В итоге же Деронда узнает, что он тоже еврей. Его мать сознательно выбрала для него христианское воспитание в чужой семье, чтобы уберечь его от унизительной участи собратьев по вере. Деронду абсолютно не тяготит вновь обретенное им еврейство – напротив, его происхождение вызывает в нем радость и гордость. После того как Деронда признается Мордехаю, что он – еврей, старец умирает уверенным, что юноша осуществит его мечту по созданию государства для евреев. Деронда женится на Мире, и они уезжают в Палестину.
В романе ашкеназские евреи предстают в положительном свете, что было новаторством для того времени. В европейском сознании существовал идеализированный образ восточного еврея-сефарда, сохранившего аутентичность, и он противопоставлялся утратившему аутентичность ашкеназу. Поэтому роман не только «реабилитирует» ашкеназских евреев, но и символически закрепляет легитимность ашкеназов по отношению к сефардам браком Миры и Деронды (генуэзского еврея). Можно без преувеличения сказать, что подобное новаторское описание ашкеназов и сефардов, как равных между собой, заложило первый кирпич в здание национального еврейского возрождения.
Главное же пророчество романа, конечно, в том, что Деронда и Мира оказываются в Палестине примерно за два десятка лет до того, как отец сионизма, Теодор Герцль, только напишет о возможности создания еврейского государства. Еврейский быт в романе выписан с этнографической точностью, а в сценах собрания философского кружка предстают разные типы еврейских интеллектуалов, которые высказывают характерные для того времени идеи относительно еврейского вопроса. При том что Элиот вполне достоверно описывает еврейские типажи со всем многообразием их мнений, нельзя не отметить, что аргументы Мордехая против ассимиляции поражают читателя своей современностью даже сегодня. Элиот, как всякий гений, каким-то пророческим образом предвидела Холокост и Катастрофу еврейства. Хотя, скорее всего, подобное пророчество явилось результатом ее скрупулезного изучения еврейской истории.
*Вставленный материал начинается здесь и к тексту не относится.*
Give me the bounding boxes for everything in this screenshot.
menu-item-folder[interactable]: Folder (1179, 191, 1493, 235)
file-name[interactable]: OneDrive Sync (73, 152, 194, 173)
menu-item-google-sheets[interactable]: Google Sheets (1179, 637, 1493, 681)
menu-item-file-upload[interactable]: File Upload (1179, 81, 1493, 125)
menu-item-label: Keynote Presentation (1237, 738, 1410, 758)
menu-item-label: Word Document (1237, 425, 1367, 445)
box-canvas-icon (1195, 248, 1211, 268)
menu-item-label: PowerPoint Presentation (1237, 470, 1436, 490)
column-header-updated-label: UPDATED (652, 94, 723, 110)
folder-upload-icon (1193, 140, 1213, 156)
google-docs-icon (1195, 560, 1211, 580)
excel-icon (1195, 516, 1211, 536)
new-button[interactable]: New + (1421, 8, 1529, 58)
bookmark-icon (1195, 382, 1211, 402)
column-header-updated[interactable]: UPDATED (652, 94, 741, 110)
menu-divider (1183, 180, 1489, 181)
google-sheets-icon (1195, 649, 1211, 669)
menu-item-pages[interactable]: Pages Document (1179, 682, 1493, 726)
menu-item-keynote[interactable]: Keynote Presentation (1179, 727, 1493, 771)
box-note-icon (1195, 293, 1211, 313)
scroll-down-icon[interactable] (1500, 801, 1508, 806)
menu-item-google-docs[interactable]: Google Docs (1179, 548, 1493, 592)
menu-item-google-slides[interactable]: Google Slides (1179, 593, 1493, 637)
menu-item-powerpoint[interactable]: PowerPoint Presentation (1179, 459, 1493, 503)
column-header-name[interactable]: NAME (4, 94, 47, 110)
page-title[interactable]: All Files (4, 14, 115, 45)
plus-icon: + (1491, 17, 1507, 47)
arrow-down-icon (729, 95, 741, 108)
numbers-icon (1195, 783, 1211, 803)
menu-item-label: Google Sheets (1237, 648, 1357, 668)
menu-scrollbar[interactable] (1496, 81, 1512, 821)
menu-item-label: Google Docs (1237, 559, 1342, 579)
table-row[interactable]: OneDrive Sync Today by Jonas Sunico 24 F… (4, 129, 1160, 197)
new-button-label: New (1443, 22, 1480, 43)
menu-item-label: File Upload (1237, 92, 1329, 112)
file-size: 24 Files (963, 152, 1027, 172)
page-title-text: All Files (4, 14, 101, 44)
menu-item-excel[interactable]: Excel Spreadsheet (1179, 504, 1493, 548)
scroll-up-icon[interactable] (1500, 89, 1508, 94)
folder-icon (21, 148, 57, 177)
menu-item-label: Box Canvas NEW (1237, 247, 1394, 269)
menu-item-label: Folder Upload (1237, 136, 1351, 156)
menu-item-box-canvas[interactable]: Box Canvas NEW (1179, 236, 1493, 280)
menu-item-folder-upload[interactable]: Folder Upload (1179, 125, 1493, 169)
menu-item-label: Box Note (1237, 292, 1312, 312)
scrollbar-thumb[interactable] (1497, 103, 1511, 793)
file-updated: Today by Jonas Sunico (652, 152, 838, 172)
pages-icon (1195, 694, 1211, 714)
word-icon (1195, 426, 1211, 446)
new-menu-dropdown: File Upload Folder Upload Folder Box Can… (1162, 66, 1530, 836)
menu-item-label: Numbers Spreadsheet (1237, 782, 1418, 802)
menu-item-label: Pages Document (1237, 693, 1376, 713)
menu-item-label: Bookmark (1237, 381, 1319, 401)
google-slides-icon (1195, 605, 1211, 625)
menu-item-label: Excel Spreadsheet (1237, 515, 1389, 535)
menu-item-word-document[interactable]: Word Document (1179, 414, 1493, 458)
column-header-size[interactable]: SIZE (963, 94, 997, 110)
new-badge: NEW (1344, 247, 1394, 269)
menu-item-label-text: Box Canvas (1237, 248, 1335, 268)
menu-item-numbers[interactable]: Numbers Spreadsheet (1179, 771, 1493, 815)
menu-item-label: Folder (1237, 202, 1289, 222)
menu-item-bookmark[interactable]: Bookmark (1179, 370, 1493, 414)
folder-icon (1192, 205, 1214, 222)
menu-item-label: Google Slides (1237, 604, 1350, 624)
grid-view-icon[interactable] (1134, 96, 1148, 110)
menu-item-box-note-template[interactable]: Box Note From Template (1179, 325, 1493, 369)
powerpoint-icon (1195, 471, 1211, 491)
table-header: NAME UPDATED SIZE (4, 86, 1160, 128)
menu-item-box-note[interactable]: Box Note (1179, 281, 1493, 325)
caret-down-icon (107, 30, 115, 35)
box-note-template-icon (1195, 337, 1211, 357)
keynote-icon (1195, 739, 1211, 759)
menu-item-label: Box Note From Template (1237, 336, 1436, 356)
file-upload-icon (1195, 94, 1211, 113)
Несмотря на то, что роман отличает органическое единство всех частей и героев, критики часто высказывают мнение, что роман распадается на две независимые части. В XX веке кто-то из критиков говорил, что роману не повредила бы «хирургическая операция», которая освободила бы его от мертвого груза другой, еврейской части. Еврейские же издатели часто публиковали роман без части, посвященной Гвендолин. На этом фоне интересно звучит мысль профессора Гарвардского университета и специалиста по идиш Рут Вайс. Она говорит, что главной идеей романа, связывающей Гвендолин с Дерондой, является то, что Деронда к концу романа обретает кровную связь со своим народом и местом, в котором он родился – в отличие от Гвендолин, которая не чувствует связи с тем местом и традициями, в которых она родилась и выросла.
Кстати, когда Теодор Герцль приехал в Англию в поисках средств для создания Всемирной сионистской организации, один из его новых знакомых, полковник Альберт Эдвард Голдсмит, сказал ему: «Я – Даниэль Деронда». И это стало своего рода кодом для людей, сочувствующих сионистской идее.